Richard Linklater reconstitue avec une vitalité surprenante le tournage hors norme d’À bout de souffle.

Christophe Kantcheff  • 7 octobre 2025 abonné·es
« Nouvelle Vague » : le cinéma réinventé
Outre procurer du plaisir au cinéphile, Richard Linklater a aussi voulu faire de son film un geste de transmission.
© Jean-Louis Fernandez

Reconstituer le tournage d’À bout de souffle ? Pour qui connaît les protagonistes, il faut quelques minutes pour s’acclimater à voir Godard, Truffaut, Belmondo, Jean Seberg et les autres sous les traits de comédiens. Mais la convention est vite acceptée, car Linklater a eu la bonne idée de ne recruter que des acteurs inconnus (tous excellents), ayant une certaine ressemblance sans pousser le mimétisme jusqu’à la caricature, ce qui permet plus facilement l’identification à leur modèle. Pour aider le spectateur dénué de points de repère, chaque nouveau personnage est présenté avec son nom.
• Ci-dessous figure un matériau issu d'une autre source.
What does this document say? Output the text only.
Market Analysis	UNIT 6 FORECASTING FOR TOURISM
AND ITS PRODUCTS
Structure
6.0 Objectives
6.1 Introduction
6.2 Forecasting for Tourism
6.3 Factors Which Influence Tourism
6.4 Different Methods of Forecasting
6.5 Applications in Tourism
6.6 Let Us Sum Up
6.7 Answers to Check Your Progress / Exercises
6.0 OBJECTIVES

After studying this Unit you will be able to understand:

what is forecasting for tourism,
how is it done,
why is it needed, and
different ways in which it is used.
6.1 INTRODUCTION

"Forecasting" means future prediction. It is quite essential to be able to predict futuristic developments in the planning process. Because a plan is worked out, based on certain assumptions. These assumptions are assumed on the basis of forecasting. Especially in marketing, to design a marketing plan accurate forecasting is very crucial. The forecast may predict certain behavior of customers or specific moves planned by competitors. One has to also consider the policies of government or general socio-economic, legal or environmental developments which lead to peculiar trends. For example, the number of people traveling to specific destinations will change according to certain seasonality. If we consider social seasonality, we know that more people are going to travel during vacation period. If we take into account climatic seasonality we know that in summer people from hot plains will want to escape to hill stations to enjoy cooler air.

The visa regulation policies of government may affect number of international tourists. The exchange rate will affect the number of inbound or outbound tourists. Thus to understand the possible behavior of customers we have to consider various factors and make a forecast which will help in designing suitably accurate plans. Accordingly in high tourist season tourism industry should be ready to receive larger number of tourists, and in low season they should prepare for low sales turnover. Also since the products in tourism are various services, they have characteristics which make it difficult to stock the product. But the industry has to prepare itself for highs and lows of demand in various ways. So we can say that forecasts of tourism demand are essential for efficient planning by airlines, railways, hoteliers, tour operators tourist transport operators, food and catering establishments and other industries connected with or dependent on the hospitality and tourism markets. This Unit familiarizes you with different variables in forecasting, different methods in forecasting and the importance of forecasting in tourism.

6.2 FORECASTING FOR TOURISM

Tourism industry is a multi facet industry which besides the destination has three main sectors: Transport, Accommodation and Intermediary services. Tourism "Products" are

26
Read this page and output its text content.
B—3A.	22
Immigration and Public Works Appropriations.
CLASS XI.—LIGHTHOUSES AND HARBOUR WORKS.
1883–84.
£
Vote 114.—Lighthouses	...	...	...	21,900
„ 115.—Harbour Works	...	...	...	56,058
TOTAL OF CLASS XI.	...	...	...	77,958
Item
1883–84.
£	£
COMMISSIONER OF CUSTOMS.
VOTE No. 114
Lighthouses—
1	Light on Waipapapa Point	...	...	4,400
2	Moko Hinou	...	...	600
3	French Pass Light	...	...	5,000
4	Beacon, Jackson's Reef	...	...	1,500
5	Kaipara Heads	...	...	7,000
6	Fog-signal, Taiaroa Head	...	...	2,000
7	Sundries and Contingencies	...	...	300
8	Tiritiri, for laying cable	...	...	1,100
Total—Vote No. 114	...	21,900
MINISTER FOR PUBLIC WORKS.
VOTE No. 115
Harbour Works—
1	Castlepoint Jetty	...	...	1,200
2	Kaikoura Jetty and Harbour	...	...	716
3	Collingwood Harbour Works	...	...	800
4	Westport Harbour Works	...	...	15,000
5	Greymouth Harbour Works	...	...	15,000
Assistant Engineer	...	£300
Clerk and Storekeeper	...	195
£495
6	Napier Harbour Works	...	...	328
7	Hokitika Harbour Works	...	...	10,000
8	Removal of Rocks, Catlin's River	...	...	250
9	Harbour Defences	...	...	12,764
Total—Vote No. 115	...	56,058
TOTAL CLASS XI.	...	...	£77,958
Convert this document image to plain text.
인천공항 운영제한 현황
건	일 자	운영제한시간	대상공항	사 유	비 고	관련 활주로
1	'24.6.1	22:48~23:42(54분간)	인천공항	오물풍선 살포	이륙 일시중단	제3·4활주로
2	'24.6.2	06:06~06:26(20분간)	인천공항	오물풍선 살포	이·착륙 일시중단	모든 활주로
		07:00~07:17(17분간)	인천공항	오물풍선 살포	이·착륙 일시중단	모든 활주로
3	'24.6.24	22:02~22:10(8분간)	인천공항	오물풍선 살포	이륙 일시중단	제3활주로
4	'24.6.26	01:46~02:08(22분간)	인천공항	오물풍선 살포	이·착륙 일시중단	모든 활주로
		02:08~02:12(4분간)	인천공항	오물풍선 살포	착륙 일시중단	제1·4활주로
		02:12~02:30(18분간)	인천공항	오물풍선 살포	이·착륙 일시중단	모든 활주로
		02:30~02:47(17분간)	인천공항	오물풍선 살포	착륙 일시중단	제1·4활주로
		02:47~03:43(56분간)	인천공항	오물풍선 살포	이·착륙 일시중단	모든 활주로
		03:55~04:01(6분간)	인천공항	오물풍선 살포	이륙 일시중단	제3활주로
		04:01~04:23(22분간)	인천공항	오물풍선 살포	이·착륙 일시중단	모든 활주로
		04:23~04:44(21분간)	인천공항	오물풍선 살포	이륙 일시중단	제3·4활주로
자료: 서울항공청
Les débuts de Godard et le tournage d’À bout de souffle sont très documentés. Richard Linklater a puisé dans les livres pour élaborer son scénario et nourrir les dialogues. Il lui revenait avant tout de déterminer quel type de regard il voulait poser sur lui. Il montre d’abord un Godard (Guillaume Marbeck) anxieux. Celui-ci assiste à Cannes au sacre de Truffaut avec Les 400 coups, tandis que ses autres amis critiques, Chabrol, Rivette, Rohmer, ont déjà fait leurs premiers longs métrages. Pas lui. Le film saisit bien la peur qui hante tout débutant, y compris Godard, quand il s’agit de se lancer et donc de s’exposer.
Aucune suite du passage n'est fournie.